Les résolutions du Parlement européen : le cas des mercenaires du groupe Wagner
On connaît le Parlement européen dans son rôle de législateur, par le mécanisme des directives et des règlements, mais, tout comme l’Assemblée nationale ou le Sénat, il peut s’emparer de sujets qui ne sont pas purement législatifs, afin d’exprimer officiellement la position du Parlement européen sur certains sujets.
La procédure parlementaire des résolutions
La construction d’une résolution européenne ressemble à la procédure parlementaire classique française. Un texte est proposé par un parlementaire ou un groupe, les auteurs se réunissent dans la commission compétente pour examiner le texte. Ils arbitrent le contenu du texte, en sélectionnant les ajouts éventuels. Le texte est ensuite soumis à la discussion lors des séances plénières, puis voté.
Au sein de la commission des affaires étrangères du Parlement européen, il existe deux sous-commissions.
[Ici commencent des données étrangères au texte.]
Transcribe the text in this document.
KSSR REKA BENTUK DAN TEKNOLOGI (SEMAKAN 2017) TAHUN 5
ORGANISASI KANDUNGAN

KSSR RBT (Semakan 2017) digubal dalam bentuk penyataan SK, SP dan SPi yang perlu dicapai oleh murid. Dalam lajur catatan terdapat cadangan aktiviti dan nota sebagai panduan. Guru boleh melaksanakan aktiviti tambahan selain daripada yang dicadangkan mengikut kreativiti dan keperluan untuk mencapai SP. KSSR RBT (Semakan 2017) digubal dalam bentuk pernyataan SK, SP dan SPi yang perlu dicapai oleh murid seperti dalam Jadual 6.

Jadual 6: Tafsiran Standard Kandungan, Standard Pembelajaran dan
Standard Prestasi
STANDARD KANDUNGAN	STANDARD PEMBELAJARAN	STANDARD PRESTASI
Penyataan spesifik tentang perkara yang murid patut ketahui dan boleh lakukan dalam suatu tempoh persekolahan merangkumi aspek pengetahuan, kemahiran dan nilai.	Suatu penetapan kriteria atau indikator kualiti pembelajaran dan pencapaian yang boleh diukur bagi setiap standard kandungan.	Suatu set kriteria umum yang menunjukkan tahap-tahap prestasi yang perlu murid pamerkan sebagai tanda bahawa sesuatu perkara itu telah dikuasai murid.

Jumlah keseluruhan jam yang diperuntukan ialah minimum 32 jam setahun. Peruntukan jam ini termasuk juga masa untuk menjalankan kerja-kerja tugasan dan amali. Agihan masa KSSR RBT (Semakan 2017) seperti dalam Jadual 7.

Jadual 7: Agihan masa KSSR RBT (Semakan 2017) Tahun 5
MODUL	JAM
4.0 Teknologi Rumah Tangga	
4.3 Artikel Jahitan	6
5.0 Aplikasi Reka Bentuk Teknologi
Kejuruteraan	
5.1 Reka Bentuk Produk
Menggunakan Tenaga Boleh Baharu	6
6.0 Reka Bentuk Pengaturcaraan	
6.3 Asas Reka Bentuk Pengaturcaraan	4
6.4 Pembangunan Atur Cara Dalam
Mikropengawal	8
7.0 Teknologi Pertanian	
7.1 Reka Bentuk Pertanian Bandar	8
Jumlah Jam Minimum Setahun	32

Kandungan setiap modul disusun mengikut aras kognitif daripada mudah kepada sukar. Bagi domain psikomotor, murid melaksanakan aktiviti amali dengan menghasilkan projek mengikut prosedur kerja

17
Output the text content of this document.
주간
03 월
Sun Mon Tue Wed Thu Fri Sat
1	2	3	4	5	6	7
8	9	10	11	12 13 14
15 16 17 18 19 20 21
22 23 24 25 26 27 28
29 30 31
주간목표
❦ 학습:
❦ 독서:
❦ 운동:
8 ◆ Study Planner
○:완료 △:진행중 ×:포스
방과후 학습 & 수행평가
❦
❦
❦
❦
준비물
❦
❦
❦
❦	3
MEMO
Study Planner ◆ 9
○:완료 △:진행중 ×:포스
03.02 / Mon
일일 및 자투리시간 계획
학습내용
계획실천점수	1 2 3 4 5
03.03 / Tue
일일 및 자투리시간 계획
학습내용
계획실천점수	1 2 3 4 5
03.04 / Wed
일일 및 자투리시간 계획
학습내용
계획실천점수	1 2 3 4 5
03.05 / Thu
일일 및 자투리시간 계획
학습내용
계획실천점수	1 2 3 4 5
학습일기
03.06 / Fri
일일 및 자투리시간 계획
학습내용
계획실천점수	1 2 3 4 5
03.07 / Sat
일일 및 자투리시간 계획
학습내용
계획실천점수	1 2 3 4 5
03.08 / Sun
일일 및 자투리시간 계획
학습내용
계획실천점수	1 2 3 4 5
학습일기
Ce sont des commissions spécialisées sur une thématique précise, à savoir les droits de l’homme d’une part et la sécurité et la défense d’autre part.
Lors des séances plénières, les parlementaires européens examinent trois résolutions d’urgence relatives aux droits de l’homme. La séance du jeudi 25 novembre 2021 s’intéressait à la situation en Somalie, la situation au Cameroun et aux sociétés militaires privées, en particulier le groupe Wagner.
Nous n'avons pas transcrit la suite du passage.